- Native name: 배흥립
- Nickname: Paekki
- Born: November 7, 1546
- Died: October 17, 1608 (aged 61) Hanyang, Joseon Korea
- Allegiance: Joseon Korea
- Rank: Second junior rank (종2품)
- Conflicts: Imjin war Battle of Okpo; Battle of Hansando; Battle of Haengju; ; Chongyu war Battle of Chilcheollyang; Battle of Myeongnyang; Battle of Noryang; ;

Korean name
- Hangul: 배흥립
- Hanja: 裵興立
- RR: Bae Heungrip
- MR: Pae Hŭngnip

Courtesy name
- Hangul: 백기
- Hanja: 伯起
- RR: Baekgi
- MR: Paekki

Posthumous name
- Hangul: 효숙
- Hanja: 孝肅
- RR: Hyosuk
- MR: Hyosuk

= Pae Hŭngnip =

Korean admiral (1546–1608)

Pae Hŭngnip (November 7, 1546 – October 17, 1608) was a Korean military official of the mid-Joseon Period. He was a general under Admiral Yi Sun-sin during the Imjin War.

==Life==
Pae Hŭngnip was born on November 7, 1546. He passed the military examination in 1572 and became a Herald. Later, he has served as a prefect of Gyeolseong and Heungyang. Before the outbreak of the Imjin War, battleships were built by him following Yi Sun-sin's orders to prepare for the war.

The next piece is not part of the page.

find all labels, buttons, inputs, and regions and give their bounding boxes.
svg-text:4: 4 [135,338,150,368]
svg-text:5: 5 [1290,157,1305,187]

When the Japanese Invasion of Korea broke out in 1592, he was appointed as the Assistant Defense Commandant and also served as a Defense Commander. Serving as the Front Commandant in the Admiral Yi's first campaign and Wŏn Kyun's Rear Commandant in the Battle of Sacheon, he was promoted to t'ongjŏng (통정; 通政; Thoroughly Administrative), third senior rank. In 1596, He was appointed to the magistrate of Jangheung, but he was dismissed for being criticized for wasting grains with a large number of shameless warriors. In 1597, he was deprived of his position as a Naval Commander of Left Gyeongsang Province. Later, he was appointed as Pae Sŏl's Assistant Defense Commandant.

In 1597, when the Japanese second invasion broke out, he participated in the Battle of Chilcheollyang under the command of Wŏn Kyun, the Naval Generalissimo of the Three Provinces. When Yi Ŏkki and Ch'oe Ho were killed in action, Wŏn Kyun and Pae Sŏl also fled in the Battle of Chilcheollyang, he rushed to the enemy camp with only one ship he was riding. He rescued the remaining ships and fought to the end to delay the enemy's advance. When Yi Sun-sin returned to his position after Wŏn Kyun's defeat, he participated in the Battle of Myeongnyang and Noryang and was promoted to the second junior rank.

In 1600, he served as a Naval Commander of Right Gyeongsang Province and as a Naval Commander of Left Jeolla Province. In 1604, he served as a Naval Commander of Chungcheong Province and the Second Minister of Public Works. In 1607, he became a magistrate of Yeongheung, but he resigned the following year due to illness and returned to Hanyang. He died of illness at his home in Hanyang on October 17, 1608.